If you take the concept “surreal black fable about gentrification in the Bay Area,” then go as far away from Sorry to Bother You as you can get on foot in an afternoon, always keeping If Beale Street Could Talk in your line of sight, you might land in the neighborhood of The Last Black Man in San Francisco. I liked this movie quite a bit. It was strange in ways I enjoyed, and strange in others that felt more like the growing pangs of a directorial debut. The first was in some of the details, and the second in the story structure, which I would have pushed them on. The pacing gets too airy in the back half, the focus widening in a way that was intended to bring more into the frame but I felt just made everything a bit fuzzier, and would have made a case that they stay more narrowly focused in favor of stronger clarity. Just stay tight on that house, it’s such an anchor; the set and the stakes and framing all wrapped up in one big old Victorian in the Mission.

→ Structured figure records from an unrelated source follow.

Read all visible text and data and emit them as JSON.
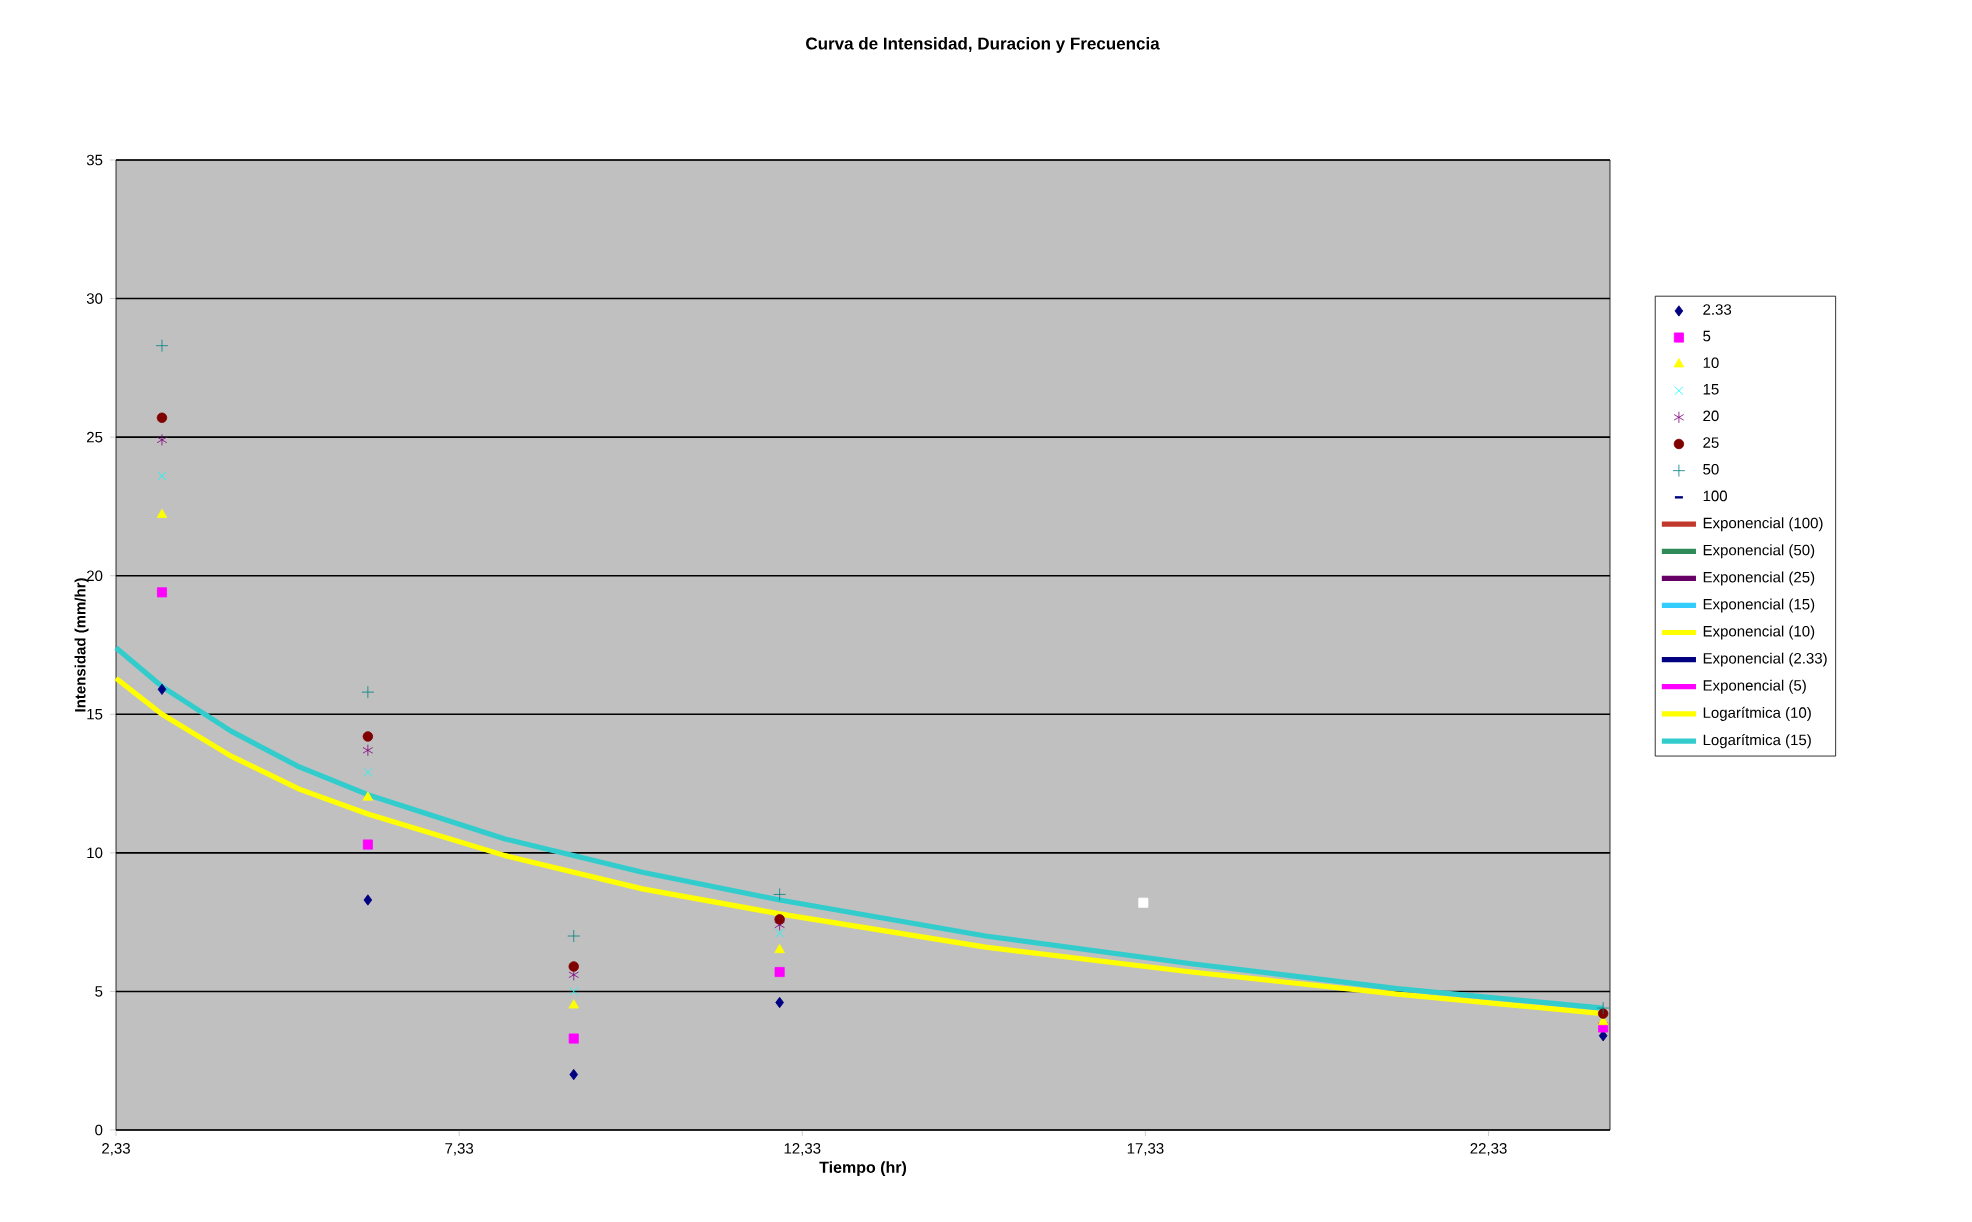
{
  "chart_data": {
    "type": "scatter",
    "title": "Curva de Intensidad, Duracion y Frecuencia",
    "xlabel": "Tiempo (hr)",
    "ylabel": "Intensidad (mm/hr)",
    "x": [
      3,
      6,
      9,
      12,
      24
    ],
    "xlim": [
      2.33,
      24.1
    ],
    "ylim": [
      0,
      35
    ],
    "xticks": [
      {
        "value": 2.33,
        "label": "2,33"
      },
      {
        "value": 7.33,
        "label": "7,33"
      },
      {
        "value": 12.33,
        "label": "12,33"
      },
      {
        "value": 17.33,
        "label": "17,33"
      },
      {
        "value": 22.33,
        "label": "22,33"
      }
    ],
    "yticks": [
      0,
      5,
      10,
      15,
      20,
      25,
      30,
      35
    ],
    "grid": "y",
    "legend": "right",
    "series": [
      {
        "name": "2.33",
        "color": "#000080",
        "marker": "diamond",
        "values": [
          15.9,
          8.3,
          2.0,
          4.6,
          3.4
        ]
      },
      {
        "name": "5",
        "color": "#ff00ff",
        "marker": "square",
        "values": [
          19.4,
          10.3,
          3.3,
          5.7,
          3.7
        ]
      },
      {
        "name": "10",
        "color": "#ffff00",
        "marker": "triangle",
        "values": [
          22.2,
          12.0,
          4.5,
          6.5,
          3.9
        ]
      },
      {
        "name": "15",
        "color": "#00ffff",
        "marker": "x",
        "values": [
          23.6,
          12.9,
          5.0,
          7.1,
          null
        ]
      },
      {
        "name": "20",
        "color": "#800080",
        "marker": "cross",
        "values": [
          24.9,
          13.7,
          5.6,
          7.4,
          null
        ]
      },
      {
        "name": "25",
        "color": "#800000",
        "marker": "circle",
        "values": [
          25.7,
          14.2,
          5.9,
          7.6,
          4.2
        ]
      },
      {
        "name": "50",
        "color": "#008080",
        "marker": "plus",
        "values": [
          28.3,
          15.8,
          7.0,
          8.5,
          4.4
        ]
      },
      {
        "name": "100",
        "color": "#000080",
        "values": [
          null,
          null,
          null,
          null,
          null
        ]
      },
      {
        "name": "Exponencial (100)",
        "color": "#c0392b",
        "type": "line",
        "line_style": "solid",
        "values": [
          null,
          null,
          null,
          null,
          null
        ]
      },
      {
        "name": "Exponencial (50)",
        "color": "#2e8b57",
        "type": "line",
        "line_style": "solid",
        "values": [
          null,
          null,
          null,
          null,
          null
        ]
      },
      {
        "name": "Exponencial (25)",
        "color": "#660066",
        "type": "line",
        "line_style": "solid",
        "values": [
          null,
          null,
          null,
          null,
          null
        ]
      },
      {
        "name": "Exponencial (15)",
        "color": "#33ccff",
        "type": "line",
        "line_style": "solid",
        "values": [
          null,
          null,
          null,
          null,
          null
        ]
      },
      {
        "name": "Exponencial (10)",
        "color": "#ffff00",
        "type": "line",
        "line_style": "solid",
        "values": [
          null,
          null,
          null,
          null,
          null
        ]
      },
      {
        "name": "Exponencial (2.33)",
        "color": "#000080",
        "type": "line",
        "line_style": "solid",
        "values": [
          null,
          null,
          null,
          null,
          null
        ]
      },
      {
        "name": "Exponencial (5)",
        "color": "#ff00ff",
        "type": "line",
        "line_style": "solid",
        "values": [
          null,
          null,
          null,
          null,
          null
        ]
      },
      {
        "name": "Logarítmica (10)",
        "color": "#ffff00",
        "type": "line",
        "line_style": "solid",
        "x": [
          2.33,
          3,
          4,
          5,
          6,
          8,
          10,
          12,
          15,
          18,
          21,
          24
        ],
        "values": [
          16.3,
          15.0,
          13.5,
          12.3,
          11.4,
          9.9,
          8.7,
          7.8,
          6.6,
          5.7,
          4.9,
          4.2
        ]
      },
      {
        "name": "Logarítmica (15)",
        "color": "#33cccc",
        "type": "line",
        "line_style": "solid",
        "x": [
          2.33,
          3,
          4,
          5,
          6,
          8,
          10,
          12,
          15,
          18,
          21,
          24
        ],
        "values": [
          17.4,
          16.0,
          14.4,
          13.1,
          12.1,
          10.5,
          9.3,
          8.3,
          7.0,
          6.0,
          5.1,
          4.4
        ]
      },
      {
        "color": "#ffffff",
        "marker": "square",
        "x": [
          17.3
        ],
        "values": [
          8.2
        ]
      }
    ]
  }
}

But god, is this ever a visually gorgeous film. The opening sequence of Jimmy and Montgomery traveling through the city is breathtaking—luminous light, this grand yet frayed-edged horn score, that one slow motion effect where it’s like you’re moving around someone in a tableau (I looove thaaaat). Honestly, if they’d kept up the sheer glowing artistry of the first 10 or so minutes throughout the whole piece, that might not have even been a good thing! I might have passed out.
The cinematography does maintain a baseline of high beauty throughout though, with a loving Portrait mode focus length, and colors that made the whole city look the way summer days look when I’m wearing my nice polarized sunglasses. And this is good—it is a movie about beauty in many ways. About the longing for a beautiful, physical thing, something whose beauty you can maintain with your own two hands and thus share in it. I think the style was in harmony with the substance there. And not just because I sure did like resting my eyes on the warm color scheme of the two leads’ costumes, which they wear day in day out, like picture book characters.
So yes, The Last Black Man in San Francisco does have some flaws, but it looks good, and it feels good, too. Some of the messaging may have a clumsy delivery, but it’s still sincerely intended and moving, with enough wry humor to give texture to this elegiac love letter to a city passing away, and those it leaves as survivors. It also has a truly fantastic trailer, like this is the kind of trailer that can make you believe in Movies, full stop.